As security experts assure at Cnet, if the current progress in quantum computing continues, we will soon see how the new processors are capable of decrypting public keys. If this is the case, cryptocurrency operations would be facing the most serious threat they have had to do in their short existence: if this public key is compromised, an attacker could impersonate the legitimate owner of cryptocurrencies, NFT assets or of another type.

However, it is not something that will happen in the very short term. To decipher a public key, a quantum computer would need to work with thousands of qubits (IBM’s new quantum processor only reaches 127) and they would also need to do it with persistent qubits, capable of performing calculations for much longer than they are capable of doing in these moments.

The current technical limitations, however, will cease to be so in the medium term. In the first place, because it has already begun to experiment with computers that, when working with several processors, allow a computing power of thousands of qubits. Secondly, because new algorithms focused on error correction are also being developed, which will help the calculations become more and more sophisticated and take time.

As the American publication assures, echoing the words of Nir minerbi (CEO of Classiq Technologies), over the next five years quantum computers will already have enough power to decrypt the public keys of open blockchains.

Protecting the blockchain

The first to notice the risk that the development of quantum computing entails for their interests, are the organizations that are in charge of keeping the operation of some of the main currencies, chains or smart contracts. In fact, these organizations have long been working on the development of new “post-quantum” cryptographic techniques, also involving organizations such as the National Institute of Standards and Technology (NIST) of the US government and researchers from around the world.
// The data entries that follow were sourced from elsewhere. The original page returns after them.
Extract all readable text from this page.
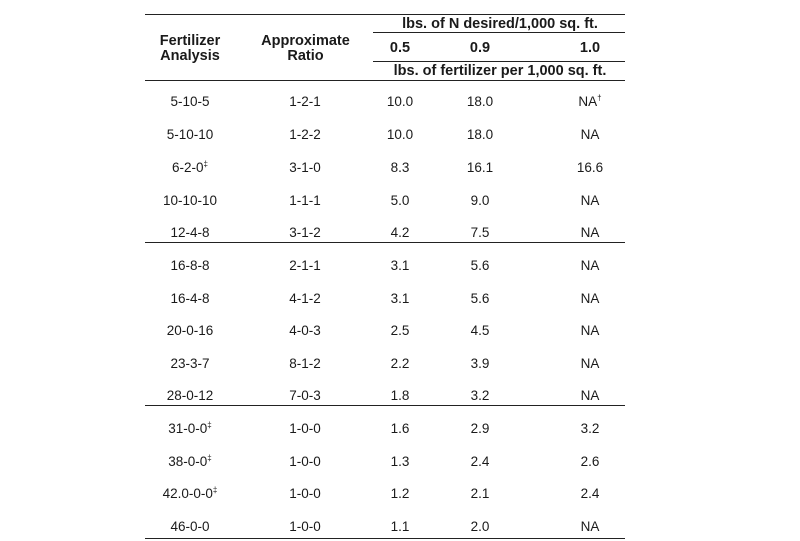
Fertilizer
Analysis
Approximate
Ratio
lbs. of N desired/1,000 sq. ft.
0.5	0.9	1.0
lbs. of fertilizer per 1,000 sq. ft.
5-10-5	1-2-1	10.0	18.0	NA†
5-10-10	1-2-2	10.0	18.0	NA
6-2-0‡	3-1-0	8.3	16.1	16.6
10-10-10	1-1-1	5.0	9.0	NA
12-4-8	3-1-2	4.2	7.5	NA
16-8-8	2-1-1	3.1	5.6	NA
16-4-8	4-1-2	3.1	5.6	NA
20-0-16	4-0-3	2.5	4.5	NA
23-3-7	8-1-2	2.2	3.9	NA
28-0-12	7-0-3	1.8	3.2	NA
31-0-0‡	1-0-0	1.6	2.9	3.2
38-0-0‡	1-0-0	1.3	2.4	2.6
42.0-0-0‡	1-0-0	1.2	2.1	2.4
46-0-0	1-0-0	1.1	2.0	NA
  • Projects like Ethereum 3.0 They already include some ideas of how the chain could be protected against this type of attack. To see it in practice, however, we will have to wait a while, taking into account that we have been waiting for years for the development of Ethereum 2.0 to end.
  • Another possibility that is being worked on is developing blockchains from scratch, designed to respond to the challenges posed by quantum computing. Quantum Resistant Ledger and Bitcoin Post Quantum are some of the main projects.
  • Cambridge Quantum Computing, a startup working closely with quantum processor maker Honeywell, is developing quantum security technology that it claims “can be applied to any blockchain network” and that could secure both communications between computers and They store the blockchain data, such as the signatures used to encrypt and sign the transactions.
  • The Hyperledger Foundation, a business-oriented blockchain project, is starting work on post-quantum cryptography with Ursa, a new software library that can be applied to all projects that go on this type of blockchain.

In all cases, the post-quantum effort is however translating into much longer encryption keys, which in turn requires longer processing times. This means that the computing power necessary to host blockchains also has to increase and that the dream of real-time transactions and that one day can replace banks, is once again a little further away.